An interesting exercise I participated in long ago: everyone in the room was instructed to open purse or briefcase and mentally divide everything in it into two mutually exclusive categories. Everything, two mutually exclusive categories.

There were few duplications. Plastic/not-plastic, red/not-red (mine), black/not-black, smaller-than-laptop/laptop-and-bigger (including a pair of running shoes). People were creative with their two mutually exclusive categories.

Since that time I have pondered our ability to divine two categories of things. You may remember a parlor game from the 60s: Are you Tolstoy or Dostoevsky? Apollo or Dionysus? Beethoven or Mozart? Eliot or Dickens?

In our own lifetimes within the denomination, we have seen movement from thesis to antitheses to synthesis. I'm not sure any stage is ever obvious until it's history -- in other words, I don't think we can forecast the outcome of the election by noting where we've been. Voters will decide where we've been when they choose where we're going.

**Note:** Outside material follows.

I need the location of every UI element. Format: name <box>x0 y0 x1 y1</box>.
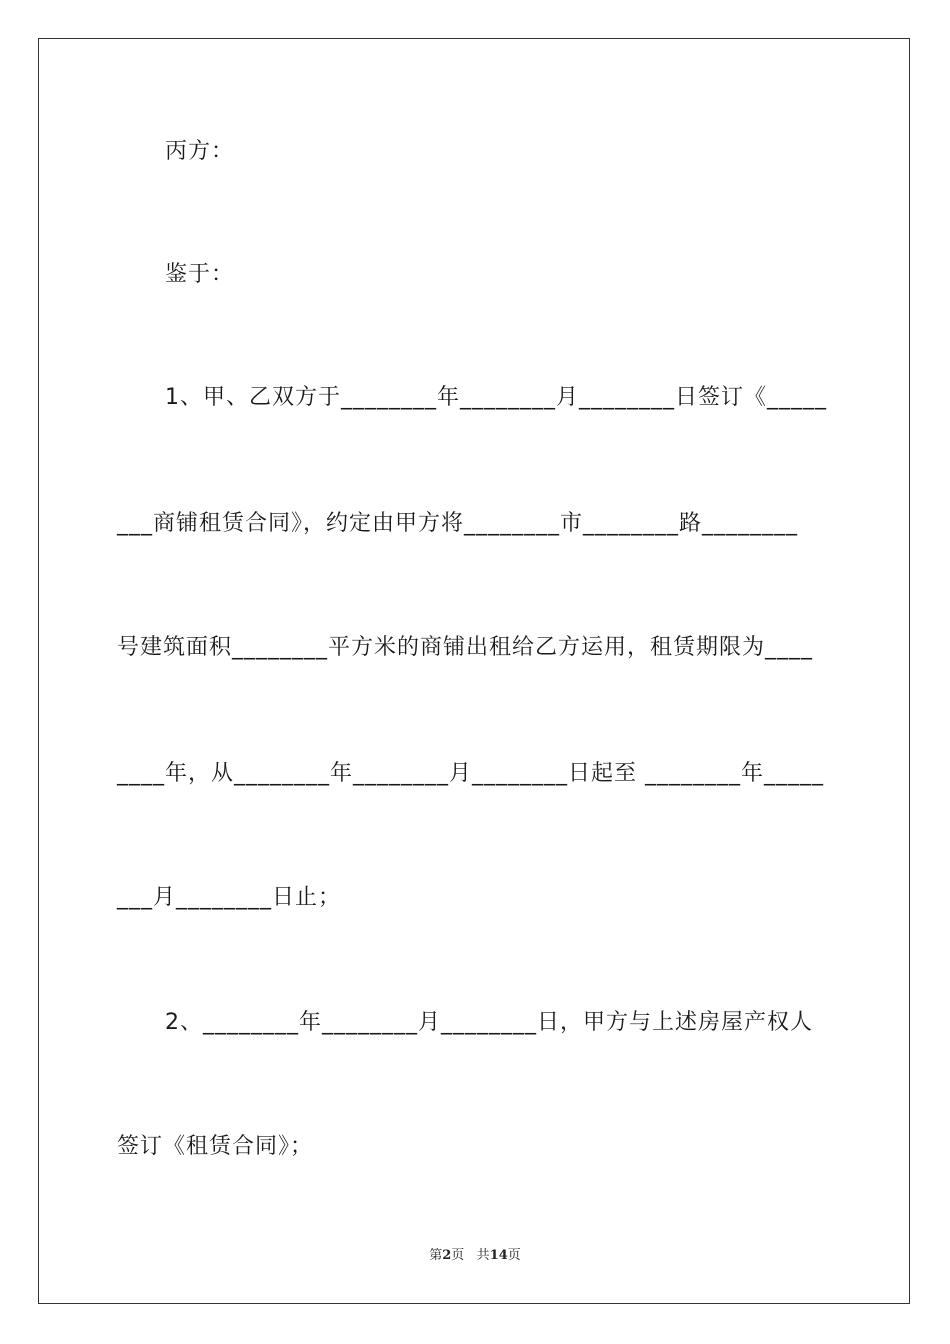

So getting away from Hallman/Morales (a shout-out to Morales from me), look at the Universalists who feel suffocated and ignored by the merger. David Bumbaugh has written quite effectively on it. The earlier split when the Congregationalists left the Unitarians and their real estate (I always say they kept Christ and we kept the silver; yes, I know it's glib, but it's still true). We can go back into UU history and find other schisms.

So much so that I don't like to sing that hymn, "We are a gentle, angry people ..." I don't think we have done ourselves any favors over the years with our anger. It hasn't been constructive and has separated more people from us than drawn them.

I occasionally use the old blue hymnal as a resource, and note that the words of Von Ogden Vogt which appear there often were dropped from the grey hymnal. His words tend toward self-flagellation for what we have left undone but ought to have done, and that doesn't work with the members of my congregation at all.David, you've hit on a point I hear more and more from UUs -- we must be gentle with ourselves.